Jewell's lawyers also object to certain sections of the columns written by Dave Kindred for the paper. On Aug. 1, for example, Kindred compared Jewell to Wayne Williams, the Atlanta serial child killer. "Once upon a terrible time, federal agents came to this town to deal with another suspect who lived with his mother. Like this one, that suspect was drawn to the blue lights and sirens of police work. Like this one, he became famous in the aftermath of murder.
"His name was Wayne Williams.
"This one is Richard Jewell."
The Journal-Constitution would not comment on specifics but released a statement saying, "The public had--and has--a strong interest in the progress of the bombing investigation. They had a right to know when authorities' doubts about such a prominent figure in the bombing story led them to suspect him. Our reporting accurately pinpointed when those doubts turned Richard Jewell into the focus of the investigation."
As for NBC, Jewell and his lawyers object to comments made by Tom Brokaw on the day Jewell's name surfaced: "The speculation is that the FBI is close to 'making the case,' in their language.

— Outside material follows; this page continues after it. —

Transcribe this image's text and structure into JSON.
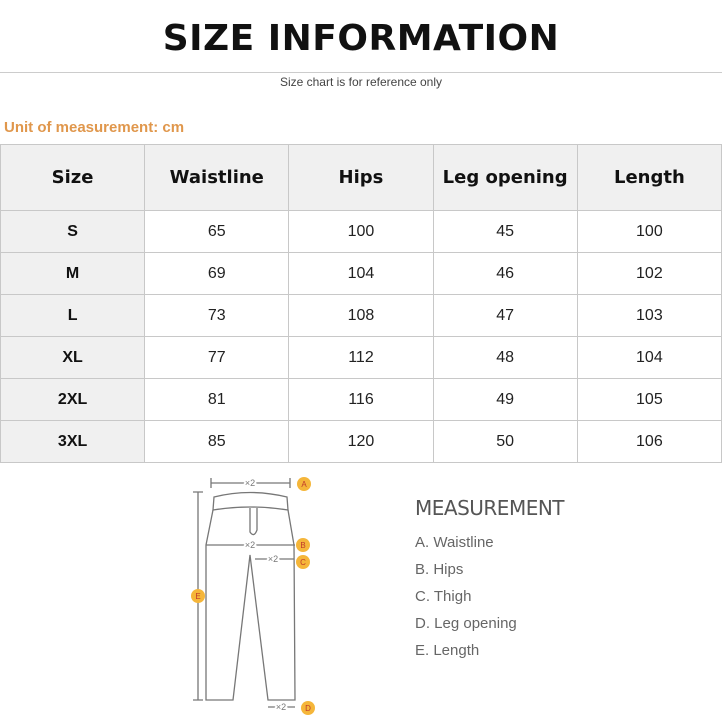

They probably have enough on him to arrest him right now, probably enough to prosecute him, but you always want to have enough to convict him as well." But Brokaw then went on to note several times that Jewell was not yet even an official suspect.
Jewell may have a hard time winning a libel suit, because he would have to prove that something written or broadcast was false. If a court decides that Jewell is a public figure, he will also have to prove that the falsehood was intentional or made in reckless disregard of the truth. This issue of whether Jewell is a public figure is "a tough borderline case," says Vincent Blasi, a First Amendment expert at the Columbia University School of Law.